That factory was of course the Teisco-Gen-Gakki factory, and the time was between 1967 and 1969. All of these brands were started by ex-Teisco employees who left after the Kawai buyout and used the factory that Teisco had used prior to moving most of the manufacturing inhouse to Kawai.

This factory, like most Japanese factories at the time made several different levels of guitars to suit the market. Lower end products were made to fit the "cheap" market to fill demand for electric guitars while mid and higher end stuff was built to fill the more professional market.
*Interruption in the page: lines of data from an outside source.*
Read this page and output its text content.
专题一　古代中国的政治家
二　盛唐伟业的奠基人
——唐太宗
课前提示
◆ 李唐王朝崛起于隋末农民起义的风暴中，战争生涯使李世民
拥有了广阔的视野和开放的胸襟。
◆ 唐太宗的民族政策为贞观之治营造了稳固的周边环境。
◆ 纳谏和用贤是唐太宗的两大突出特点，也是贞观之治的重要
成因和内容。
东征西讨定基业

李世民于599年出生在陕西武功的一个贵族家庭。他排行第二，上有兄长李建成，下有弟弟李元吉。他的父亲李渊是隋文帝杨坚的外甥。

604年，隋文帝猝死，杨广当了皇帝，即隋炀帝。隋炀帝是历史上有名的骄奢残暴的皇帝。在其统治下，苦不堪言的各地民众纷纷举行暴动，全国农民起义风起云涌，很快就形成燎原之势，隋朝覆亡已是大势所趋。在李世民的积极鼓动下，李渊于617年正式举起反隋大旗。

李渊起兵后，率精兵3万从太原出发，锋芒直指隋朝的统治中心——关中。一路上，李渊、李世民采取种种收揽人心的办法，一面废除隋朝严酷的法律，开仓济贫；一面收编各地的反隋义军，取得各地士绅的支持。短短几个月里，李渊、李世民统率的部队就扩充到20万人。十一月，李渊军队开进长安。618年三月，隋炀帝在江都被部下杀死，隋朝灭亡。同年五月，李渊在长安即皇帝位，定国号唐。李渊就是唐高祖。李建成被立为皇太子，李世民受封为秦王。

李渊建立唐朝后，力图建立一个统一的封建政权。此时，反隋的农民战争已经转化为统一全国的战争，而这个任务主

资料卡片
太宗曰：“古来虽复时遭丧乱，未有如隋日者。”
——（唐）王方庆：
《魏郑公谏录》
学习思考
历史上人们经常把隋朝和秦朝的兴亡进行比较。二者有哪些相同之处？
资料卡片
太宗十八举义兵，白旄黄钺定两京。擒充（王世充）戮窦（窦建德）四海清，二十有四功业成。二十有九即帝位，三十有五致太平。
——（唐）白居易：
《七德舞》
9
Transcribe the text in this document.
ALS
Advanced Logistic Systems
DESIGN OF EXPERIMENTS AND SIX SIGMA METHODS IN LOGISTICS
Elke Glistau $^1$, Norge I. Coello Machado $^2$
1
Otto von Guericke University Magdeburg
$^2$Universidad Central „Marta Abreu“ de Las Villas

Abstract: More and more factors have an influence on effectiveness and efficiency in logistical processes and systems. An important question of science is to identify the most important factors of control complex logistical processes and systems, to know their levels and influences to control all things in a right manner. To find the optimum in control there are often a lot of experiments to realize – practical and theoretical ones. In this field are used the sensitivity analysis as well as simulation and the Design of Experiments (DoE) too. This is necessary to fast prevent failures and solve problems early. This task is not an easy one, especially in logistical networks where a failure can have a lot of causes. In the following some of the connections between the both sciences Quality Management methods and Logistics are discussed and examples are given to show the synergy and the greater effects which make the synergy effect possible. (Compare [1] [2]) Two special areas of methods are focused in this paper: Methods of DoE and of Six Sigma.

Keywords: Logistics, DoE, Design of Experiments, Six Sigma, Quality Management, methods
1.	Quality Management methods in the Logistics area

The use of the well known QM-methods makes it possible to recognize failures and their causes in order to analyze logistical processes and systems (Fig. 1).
These brands were high quality products and were reasonably expensive for locally made guitars at the time. The fact that most of them were very ... adventurous with their designs probably didn't really help their sales figures and by '69 all of them were out of business, although Firstman went on to become quite a large electronics manufacturer building Synths for brands like Multivox.


These SE-DX hollowbodies are quite rare even in the Honey range. This is obviously a copy of a Gibson ES175 with a full depth, arch top and back cutaway electric guitar with 2 humbuckers. Others copied this guitar with the most famous probably being the Ibanez 2355 which this guitar is very comparable with. The DX designation in the model number signifying "Deluxe".

The body is laminated like the real thing, and the arch top and back are superb. It has all the binding of the real thing. The set neck is multi laminated with thin dark timber stripes but is thinner than the Gibson version. Very shallow but very comfortable. The multi-bound headstock is angled like a Gibson, and the rosewood fretboard is bound and inlayed with split parallelogram inlays like the original.


The pickups are typical late 60's Teisco-Gen-Gakki with medium output and a great clarity. Not PAFs but have a great tone of their own. The floating bridge has a nylon saddled T-O-M bridge and the trapeze tailpiece has a wonderful timber inlay with the Honey badge attached which is a nice touch.
The controls are standard master volume and tone for each pickup and a 3-way toggle. This one is all original except missing the scratchplate (one could be made fairly easily) and everything works as it should.

This is a great quality, good sounding and playing ES175 copy. It's not a Gibson but then it doesn't cost anywhere near what a Gibson version (or Ibanez version for that matter) costs and feels and sounds like an old jazz guitar. I'm not personally a fan of full depth hollowbodies and prefer thinlines for playing as they're more comfortable for me, but this is great to play.